Kirby is wandering through the world when he eats a tomato, which turns out to be an evil sorcerer named Yin-Yarn resulting in his banishment to patch land. Here Kirby runs into Prince Fluff, a blue looking version of Kirby, and goes on to save Patch Land which has been torn apart. It’s a light-hearted silly story… you know, a Kirby game.
The most obvious change to the game is the beautiful and creative yarn design. Kirby, like the other characters and enemies in the game are made from wool outlines which isn’t only clever, it’s gorgeous. The detail in the yarn, and the complex design of characters and their animations as they move or transition to different states is a treat to witness.
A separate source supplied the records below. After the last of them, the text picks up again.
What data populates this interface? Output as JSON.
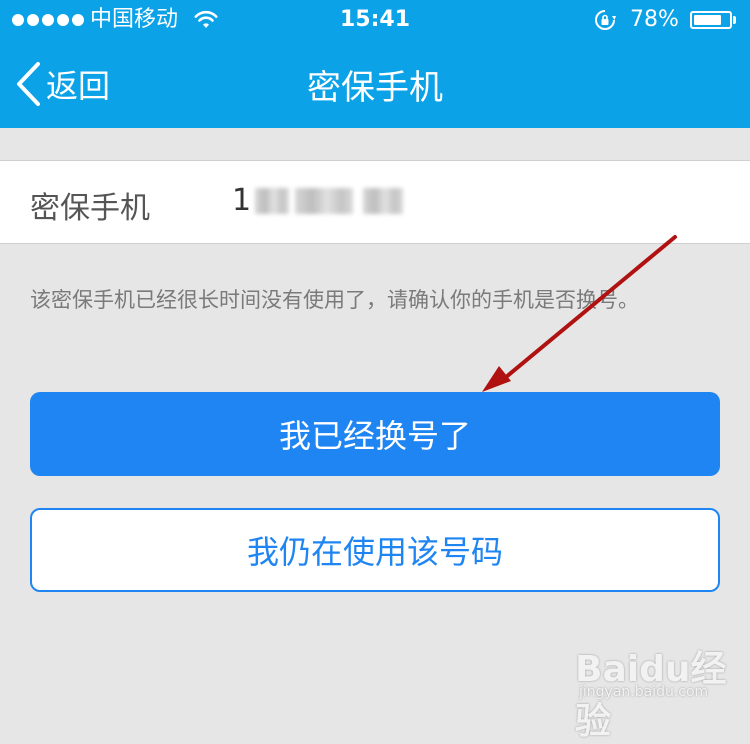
{
  "status_bar": {
    "carrier": "中国移动",
    "time": "15:41",
    "battery_pct": "78%",
    "battery_level": 0.78,
    "signal_bars_filled": 5
  },
  "nav": {
    "back_label": "返回",
    "title": "密保手机"
  },
  "phone_row": {
    "label": "密保手机",
    "value_visible_prefix": "1"
  },
  "hint": "该密保手机已经很长时间没有使用了，请确认你的手机是否换号。",
  "buttons": {
    "changed_label": "我已经换号了",
    "still_using_label": "我仍在使用该号码"
  },
  "watermark": {
    "logo": "Baidu经验",
    "site": "jingyan.baidu.com"
  },
  "colors": {
    "header_bg": "#0ba2e8",
    "primary_button": "#1f85f2",
    "annotation_arrow": "#b01212"
  }
}
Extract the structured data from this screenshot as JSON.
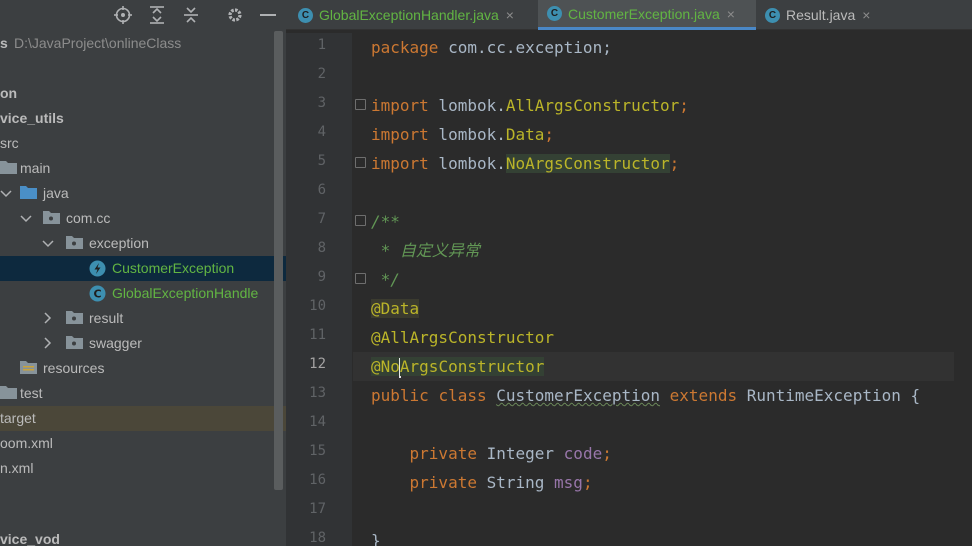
{
  "project_panel": {
    "toolbar": {
      "locate_icon": "crosshair-icon",
      "expand_icon": "expand-all-icon",
      "collapse_icon": "collapse-all-icon",
      "settings_icon": "gear-icon",
      "hide_icon": "minimize-icon"
    },
    "tree": [
      {
        "label": "s",
        "sub": "D:\\JavaProject\\onlineClass"
      },
      {
        "label": "on"
      },
      {
        "label": "vice_utils"
      },
      {
        "label": "src"
      },
      {
        "label": "main"
      },
      {
        "label": "java"
      },
      {
        "label": "com.cc"
      },
      {
        "label": "exception"
      },
      {
        "label": "CustomerException"
      },
      {
        "label": "GlobalExceptionHandle"
      },
      {
        "label": "result"
      },
      {
        "label": "swagger"
      },
      {
        "label": "resources"
      },
      {
        "label": "test"
      },
      {
        "label": "target"
      },
      {
        "label": "oom.xml"
      },
      {
        "label": "n.xml"
      },
      {
        "label": "vice_vod"
      }
    ]
  },
  "editor": {
    "tabs": [
      {
        "label": "GlobalExceptionHandler.java",
        "close": "×"
      },
      {
        "label": "CustomerException.java",
        "close": "×"
      },
      {
        "label": "Result.java",
        "close": "×"
      }
    ],
    "line_numbers": [
      "1",
      "2",
      "3",
      "4",
      "5",
      "6",
      "7",
      "8",
      "9",
      "10",
      "11",
      "12",
      "13",
      "14",
      "15",
      "16",
      "17",
      "18"
    ],
    "code": {
      "l1_kw": "package",
      "l1_rest": " com.cc.exception;",
      "l3_kw": "import",
      "l3_a": " lombok.",
      "l3_b": "AllArgsConstructor",
      "l3_c": ";",
      "l4_kw": "import",
      "l4_a": " lombok.",
      "l4_b": "Data",
      "l4_c": ";",
      "l5_kw": "import",
      "l5_a": " lombok.",
      "l5_b": "NoArgsConstructor",
      "l5_c": ";",
      "l7": "/**",
      "l8": " * 自定义异常",
      "l9": " */",
      "l10": "@Data",
      "l11": "@AllArgsConstructor",
      "l12_a": "@No",
      "l12_b": "ArgsConstructor",
      "l13_kw1": "public",
      "l13_kw2": "class",
      "l13_name": "CustomerException",
      "l13_kw3": "extends",
      "l13_rest": " RuntimeException {",
      "l15_kw": "    private",
      "l15_type": " Integer ",
      "l15_field": "code",
      "l15_end": ";",
      "l16_kw": "    private",
      "l16_type": " String ",
      "l16_field": "msg",
      "l16_end": ";",
      "l18": "}"
    }
  }
}
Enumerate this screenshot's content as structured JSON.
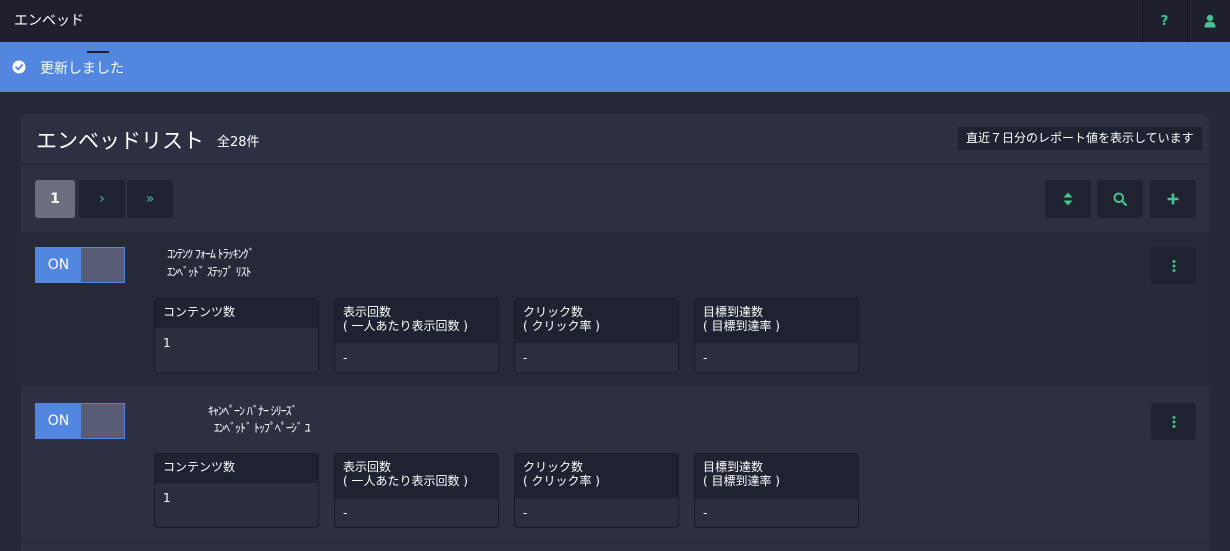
{
  "app": {
    "title": "エンベッド"
  },
  "header": {
    "help_icon": "question-icon",
    "user_icon": "user-icon"
  },
  "alert": {
    "message": "更新しました",
    "icon": "check-circle-icon",
    "color": "#5286df"
  },
  "panel": {
    "title": "エンベッドリスト",
    "count": "全28件",
    "report_note": "直近７日分のレポート値を表示しています"
  },
  "pagination": {
    "current_page": "1",
    "next_label": "›",
    "last_label": "»"
  },
  "toolbar": {
    "sort_icon": "sort-icon",
    "search_icon": "search-icon",
    "add_icon": "plus-icon"
  },
  "stat_labels": {
    "contents": "コンテンツ数",
    "impressions": "表示回数",
    "impressions_sub": "( 一人あたり表示回数 )",
    "clicks": "クリック数",
    "clicks_sub": "( クリック率 )",
    "goals": "目標到達数",
    "goals_sub": "( 目標到達率 )"
  },
  "items": [
    {
      "toggle": "ON",
      "name_line1": "ｺﾝﾃﾝﾂ ﾌｫｰﾑ ﾄﾗｯｷﾝｸﾞ",
      "name_line2": "ｴﾝﾍﾞｯﾄﾞ ｽﾃｯﾌﾟ ﾘｽﾄ",
      "contents": "1",
      "impressions": "-",
      "clicks": "-",
      "goals": "-"
    },
    {
      "toggle": "ON",
      "name_line1": "ｷｬﾝﾍﾟｰﾝ ﾊﾞﾅｰ ｼﾘｰｽﾞ",
      "name_line2": "ｴﾝﾍﾞｯﾄﾞ ﾄｯﾌﾟﾍﾟｰｼﾞ ﾕ",
      "contents": "1",
      "impressions": "-",
      "clicks": "-",
      "goals": "-"
    }
  ],
  "colors": {
    "accent_green": "#47c18f",
    "accent_blue": "#5286df",
    "background": "#252837"
  }
}
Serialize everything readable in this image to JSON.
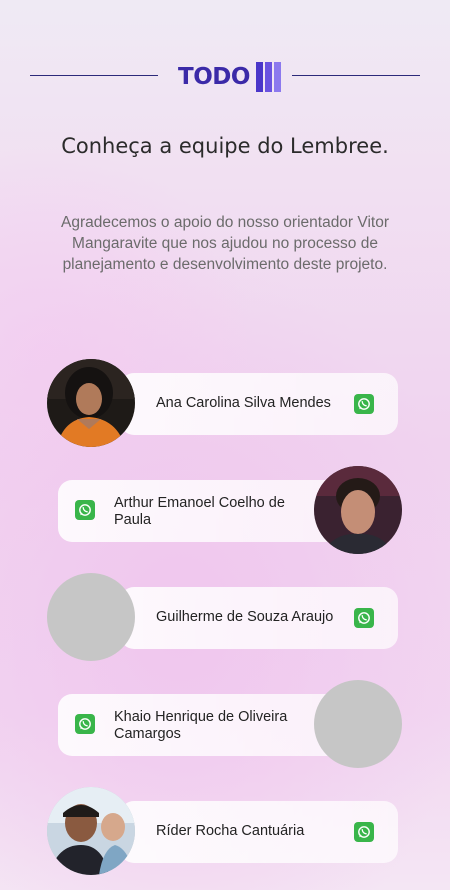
{
  "header": {
    "logo_text": "TODO",
    "brand_colors": {
      "dark": "#3b2aa8",
      "mid": "#6a52e0",
      "light": "#8c79ee"
    }
  },
  "title": "Conheça a equipe do Lembree.",
  "subtitle": "Agradecemos o apoio do nosso orientador Vitor Mangaravite que nos ajudou no processo de planejamento e desenvolvimento deste projeto.",
  "team": [
    {
      "name": "Ana Carolina Silva Mendes",
      "avatar": "photo",
      "contact_icon": "whatsapp-icon"
    },
    {
      "name": "Arthur Emanoel Coelho de Paula",
      "avatar": "photo",
      "contact_icon": "whatsapp-icon"
    },
    {
      "name": "Guilherme de Souza Araujo",
      "avatar": "placeholder",
      "contact_icon": "whatsapp-icon"
    },
    {
      "name": "Khaio Henrique de Oliveira Camargos",
      "avatar": "placeholder",
      "contact_icon": "whatsapp-icon"
    },
    {
      "name": "Ríder Rocha Cantuária",
      "avatar": "photo",
      "contact_icon": "whatsapp-icon"
    }
  ],
  "colors": {
    "whatsapp": "#39b54a",
    "avatar_placeholder": "#c6c6c6"
  }
}
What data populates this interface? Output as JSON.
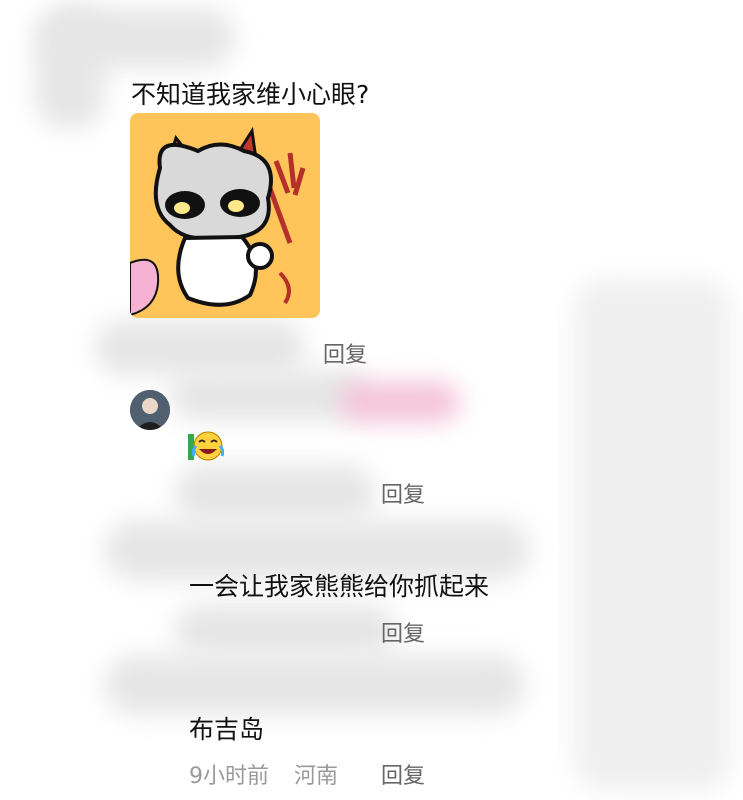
{
  "comments": [
    {
      "text": "不知道我家维小心眼?",
      "reply_label": "回复"
    },
    {
      "reply_label": "回复"
    },
    {
      "text": "一会让我家熊熊给你抓起来",
      "reply_label": "回复"
    },
    {
      "text": "布吉岛",
      "time": "9小时前",
      "location": "河南",
      "reply_label": "回复"
    }
  ],
  "icons": {
    "sticker": "devil-cat-sticker",
    "avatar": "user-avatar",
    "emoji": "laughing-crying-emoji"
  },
  "colors": {
    "text": "#111111",
    "meta": "#9a9a9a",
    "reply": "#666666",
    "sticker_bg": "#ffc45a"
  }
}
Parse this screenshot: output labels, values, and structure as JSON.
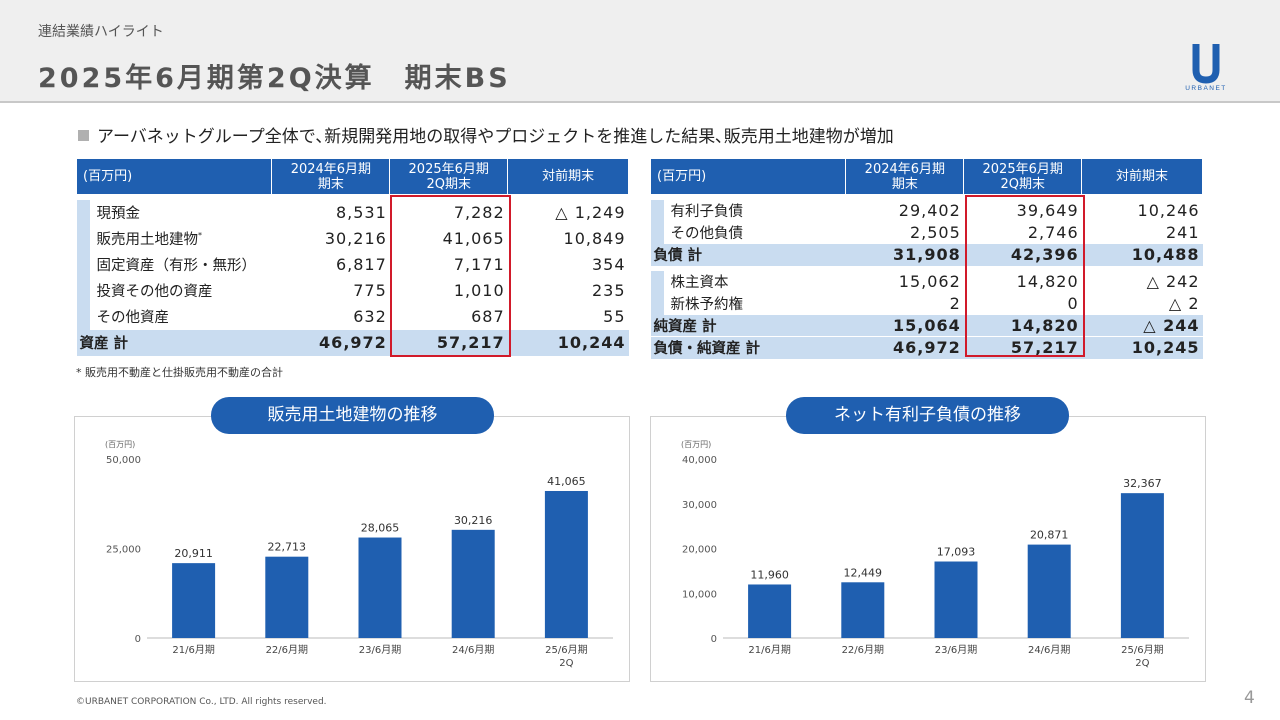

Anyone that knows Kirby at all, especially if they know him from Smash Bros, is that he is iconic for his ability to eat anything using a vortex of a bite, and that he can balloon up to fly. Kirby’s Extra Epic Yarn takes a different approach by removing both iconic moves in his yarn state. This seems surprising, but instead of gaining enemies powers by sucking them up, he gains it by flinging his slingshot to collect powerups, so it still feels like the Kirby you have played before. The flying isn’t missed as the platforming isn’t built around that.
2D platformers tend to age well, and despite this game being eight years old it feels as fresh as any new game would. The platforming feels good, and thanks to Kirby’s yarn state, he changes into different forms like a car to go fast, which is a fresh spin on the classic character. It’s a quirky way to have Kirby be the same Kirby, but different.
The Levels themselves are cleverly designed and are nicely varied, with excellent stage music. Levels range from classic 2D side scrolling, to needing to travel up, to fun moments where Kirby becomes overpowered such as becoming a giant, or as a flying saucer. If there is one thing that can be said about the game, I never got bored.
The fact that I didn’t get bored is even more surprising due to the game’s biggest flaw, its simplicity. Kirby games tend to be easy, geared more towards the younger gamers among us. This can be fixed by including harder modes for older gamers, but that isn’t Kirby’s jam. If you are hoping for a 2D brutal platformer like Super Meat Boy, then Kirby’s Extra Epic Yarn is probably not for you.
The rebuild comes with some interesting tweaks, and one addresses the difficulty with devilish mode available for each Level. This mode switches Kirby’s inability to die with a health bar and introduces devils which appear throughout the Level which can come at some inconvenient platforming times. Early on Devilish Mode levels are still easy, but it does ramp that difficulty up. A big win is they don’t force you to play on normal to unlock the harder difficulty either. If you want it a little harder, you can play Devilish mode Levels.
If you haven’t played Kirby’s Epic Yarn and enjoy simple charming platformers as much as I do, then I can’t recommend Kirby’s Extra Epic Yarn enough. If you have but wished that it was harder, then there may be enough here for you too. It’s a charming fun romp that is cute as all hell… you know, Kirby.